G-20’ye katılmak, Afrika kıtasının uyum ve koordinasyonunu geliştirmesini kolaylaştırabilir. Birleşik bir temsilciye sahip bir grupta olmak, Afrika ülkelerinin kalkınma finansmanından iklim değişikliğine ve elbette Ukrayna ihtilafına kadar çeşitli konularda net ve birleşik bir duruş sergilemesi gerektiği anlamına geliyor. AÜ, hükümetler arası bir organ olarak şu anda bu sorumluluğu üstlenebilecek kapasitede değil. Aynı zamanda G-20’nin bir üyesi olan Avrupa Birliği (AB), Avrupa’daki egemen devletler tarafından güçlendirilen uluslar üstü bir siyasi varlık olması nedeniyle farklı bir hikaye. Afrika Birliği’nin G-20 çerçevesinde uygun bir kurumsal düzenleme üzerinde uzlaşması biraz zaman alabilir ve bu da Afrika ülkelerinin oturup bu uzun vadeli meseleleri konuşması için altın bir fırsat olabilir.
Afrika’nın yakın vadeli sorunları çözmek için uluslararası platformlarda daha güçlü bir sese ihtiyacı var. Parayı konuşmak hiçbir zaman kolay değildir; ancak örneğin iklim finansmanını ele alalım; Afrika kıtası, 2016 ile 2019 yılları arasında küresel iklim finansmanı akışının yalnızca %3’ünü aldı; bu, Paris İklim Anlaşması kapsamındaki katkılarını uygulamak için gereken finansmanın çok altında. Bu sorunları ele almak için Birleşmiş Milletler çok çeşitlidir; Uluslararası Para Fonu (IMF) fazlasıyla Washington merkezli. Ayrıca bazı eyaletler arası müzakereler siyasi iplerle birlikte gelir. BRICS anlamlı bir ektir ancak yine de Güney-Güney işbirliğinin bir parçasıdır. G-20, ekonomik ve kalkınma konularını ele almadaki etkinliğiyle biliniyor. Başarıları arasında 2008 küresel mali krizinin ardından politika koordinasyonu çağrısı, COVID-19 ilaç ve aşılarının dağıtımı ve sürdürülebilir kalkınma için BM 2030 hedeflerinin gerçekleştirilmesine yönelik politika teşvikleri yer alıyor. G-20 yetenekli ve duyarlı çok taraflı bir platformdur. G-20 ve Afrika, kıtanın küresel meselelere ilişkin ciddi önerilerine ilişkin tartışmalardan faydalanacaktır.
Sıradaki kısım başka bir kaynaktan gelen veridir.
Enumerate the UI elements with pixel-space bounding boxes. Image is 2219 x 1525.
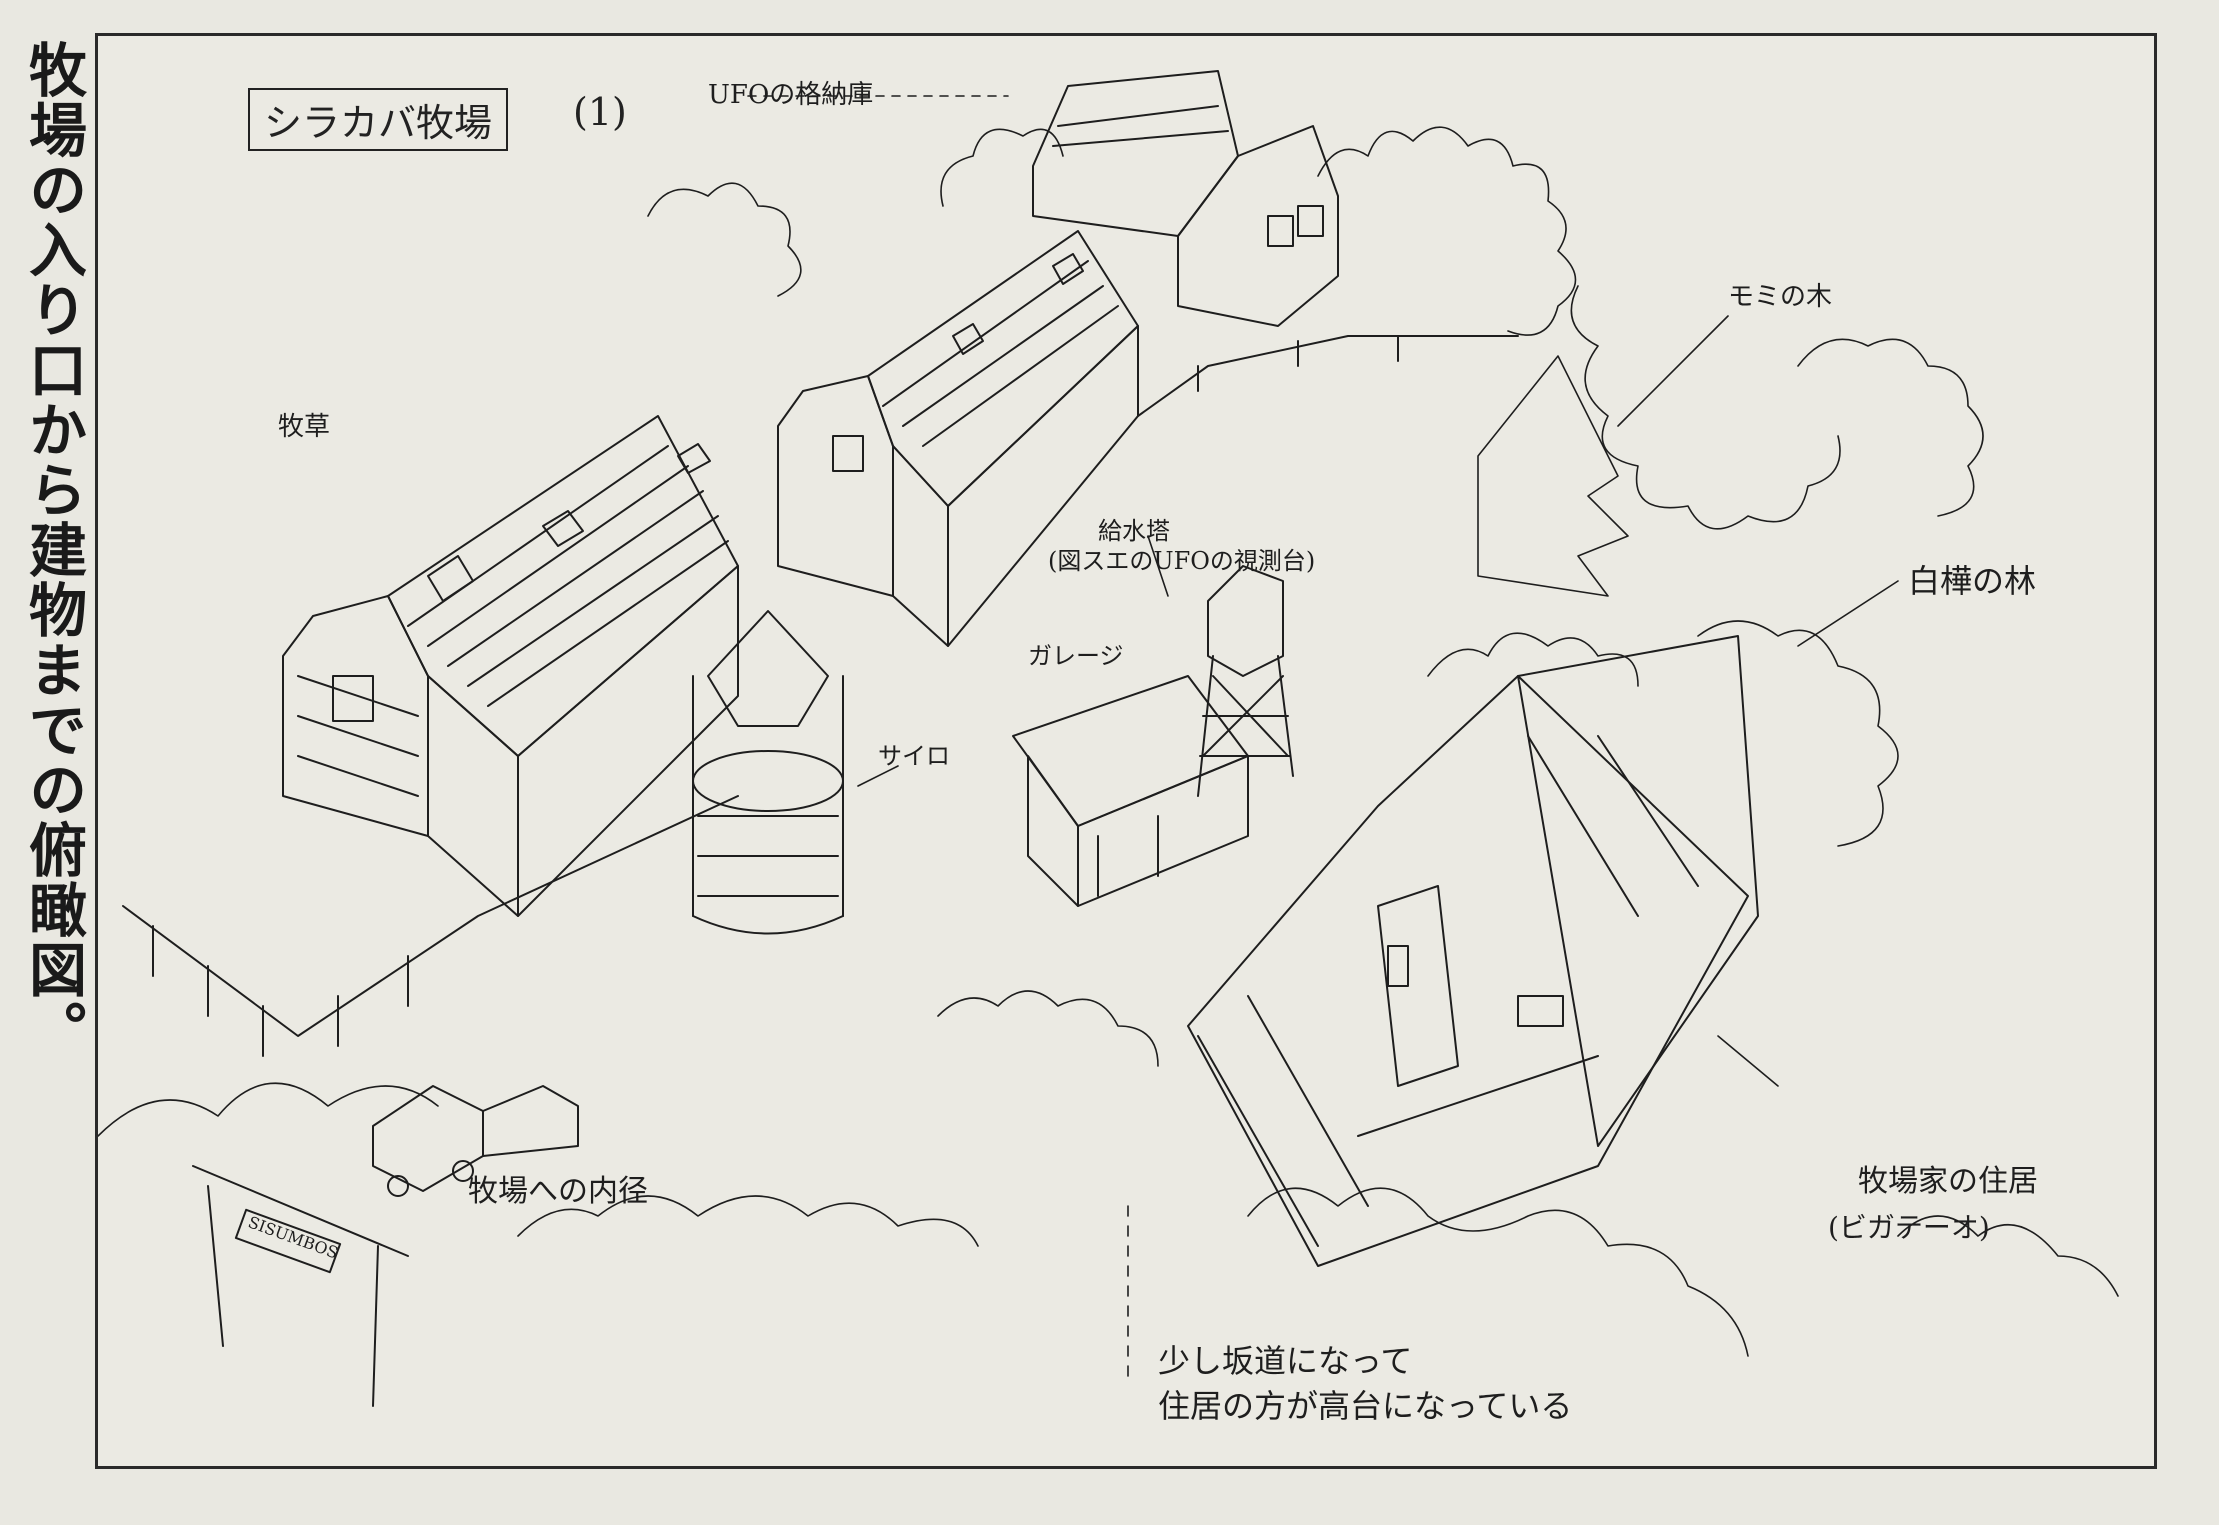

Afrika’daki herhangi bir pratik ekonomik ve kalkınma projesi, Afrika ülkelerinin yakın istişare ve koordinasyonunu gerektirir. Afrika’daki yardım programlarının etkisiz olmasının açık bir nedeni yerelleştirme eksikliğidir. Şu anda Güney Afrika, G-20’nin tek Afrikalı daimi üyesidir ve çıkarları tüm Afrika kıtasını kapsayamaz. Karşılaştırıldığında AB, üç G-20 üyesine (Almanya, Fransa ve İtalya) sahip olmasına rağmen G-20 üyesi olan tek bölgesel örgüttür. Ayrıca iklim değişikliği, küresel salgınlar, aşırı yoksulluk, enerji kıtlığı ve borç sorunları gibi küresel sorunların çözümü, Afrika ülkelerinin daha aktif katılımını gerektiriyor. Afrika, yalnızca yardım programlarının alıcı tarafında değil, aynı zamanda küresel zorlukların çözümünde de önemli bir oyuncu.
Afrika Birliği’ni G-20’nin yeni bir üyesi olarak benimsemek şüphesiz bir kazan-kazan durumudur. Afrika ülkeleri bu fırsatı politika koordinasyonunu geliştirmek ve küresel yönetişimde temsillerini teşvik etmek için kullanabilirler. Uluslararası toplumun geri kalanı Güney-Güney işbirliğinin ivmesini korumalı ve öneriyi derhal ileri taşımalıdır. Sonuçta yerleşik çıkarlara dokunmadan insanlığa fayda sağlayacaktır.